La purification par la connaissance et la vision du chemin

Hier, nous avons vu le stade de la connaissance des apparitions et disparitions (udayabbayañāṇa), dans leur phase tendre et mature. Lors de la phase tendre, le yogi fait des expériences inhabituelles. L’attachement à ces expériences est une corruption de vipassanā. S’il comprend que ces expériences ne sont pas la voie, il atteint le stade de maturité d’udayabbayañāṇa.

Aujourd’hui, nous allons voir en quoi consiste le chemin proprement dit, que le yogi arpente désormais réellement. La purification par la connaissance et la vision du chemin (paṭipadā ñāṇa dassana visuddhi) comprend neuf connaissances: ❶ le stade de maturité d’udayabbayañāṇa. Le yogi observe tous les phénomènes physiques et mentaux à l’intérieur. Ils sont devenus très clairs. ❷ la connaissance de la dissolution (bhangañāṇa). La dissolution des phénomènes devient prédominante, les apparitions ne sont plus visibles. Tous les objets disparaissent instantanément, à peine notés, à l’assise comme à la marche ❸ le stade de la peur (bhayañāṇa). Devant toutes ces disparitions, le yogi prend peur. ❹ la connaissance du danger (ādīnavāñāṇa). Le yogi voit le danger partout, même pendant la marche, le repas, etc. Il peut même avoir l’impression que le sol se dérobe sous lui. Il n’est pas heureux ❺ La connaissance du désenchantement (nibbidāñāṇa). À ce stade, le yogi veut arrêter la méditation. Le Visuddhimagga raconte comment un pêcheur se réjouissait en sentant une prise dans son filet. Il tire à lui le filet et réalise qu’il s’agit d’un serpent. Sa joie se transforme en peur. Le yogi aussi est encore, aux stades antérieurs, très attachés à ses proches et à ses biens. Désormais, il voit que les phénomènes ne méritent pas qu’on s’y attache et s’en détache progressivement. ❻ la connaissance du désir de délivrance (muñcitukamyatāñāṇa). Dans l’histoire, cela correspond au pêcheur qui saisit le serpent par la tête pour s’en débarrasser et l’envoie au loin. ❼ la connaissance de la réobservation (paṭisaṅkhāñāṇa). Sur la nuque du serpent, le pêcheur voit trois marques qui correspondent à anicca, dukkha et anatta. Le méditant, lui, réexamine les phénomènes sous l’angle de l’impermanence, de l’insatisfaction et de l’incontrôlabilité. Ce stade est long et le méditant ne rencontre que des problèmes.

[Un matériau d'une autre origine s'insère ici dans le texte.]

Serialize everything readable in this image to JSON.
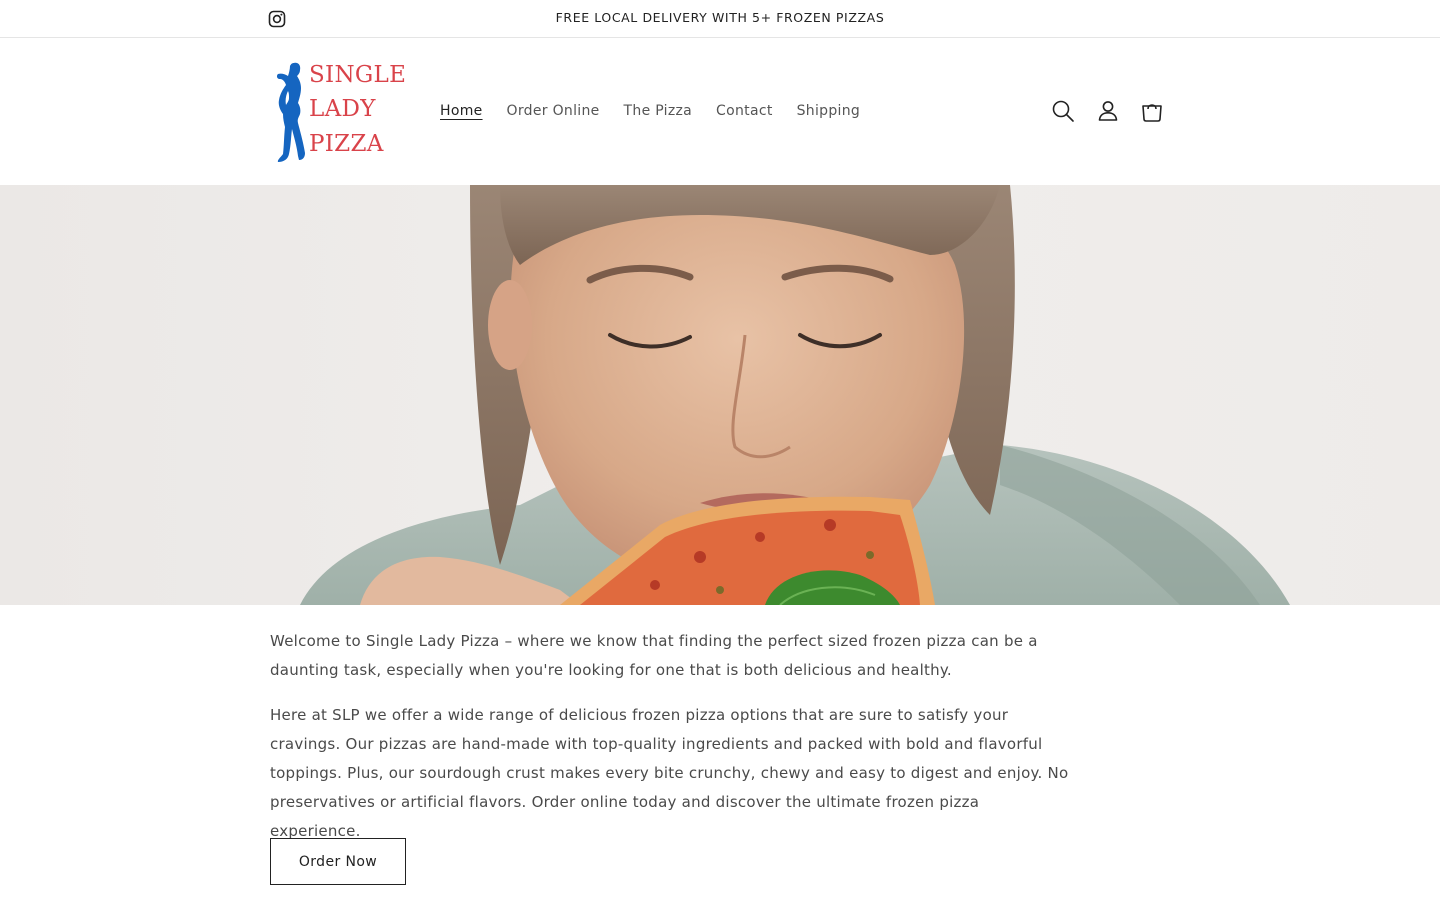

Lors de la mousson en 1970 à Yangon, j’ai participé à une retraite dans le centre de Mahasi Sayadaw. Cette retraite était réservée aux moines qui avaient passé le dhammacariya et avaient au moins trente ans. Au terme de la retraite, j’ai pu écouter la cassette qu’on faisait écouter à ceux qui avaient atteint les derniers stades du chemin vipassanā.

Pour parvenir aux stades les plus élevés du chemin de vipassanā, le méditant doit disposer des cinq puissances (bala): saddhā (la confiance en soi surtout), viriya, sati (une attention sans interruption), samādhi et paññā (investiguer tous les phénomènes, vérifier si l’enseignement est vrai). Lorsque ces bala sont puissants, les conditions sont fortement présentes pour la réalisation. Le méditant n’est déjà plus un méditant ordinaire. Il s’agit d’un kalyāṇa puthujjana.

❽ le stade de l’équanimité (saṅkhārupekkhāñāṇa) Le méditant observe tous les saṅkhāra. Il peut accueillir le positif comme le négatif, peut tout embrasser avec équanimité. Il constate qu’hormis les phénomènes qui apparaissent et disparaissent, il n’y a pas d’ego, que ces phénomènes amènent la souffrance. Il est mûr pour abandonner tant l’agréable que le désagréable. Cette équanimité persistera après la retraite aussi. Les gens ordinaires, y compris les présidents ou les millionnaires, dépriment voire se suicident lorsqu’ils perdent ce qu’ils ont acquis. Ils n’ont pas appris à faire face aux difficultés et à contrôler leur esprit. Il faut beaucoup de temps pour arriver à ce stade de saṅkhārupekkhāñāṇa, un, deux ou trois mois sans interruption, au minimum. ❾ le stade de la conformité à la vérité (anuloma).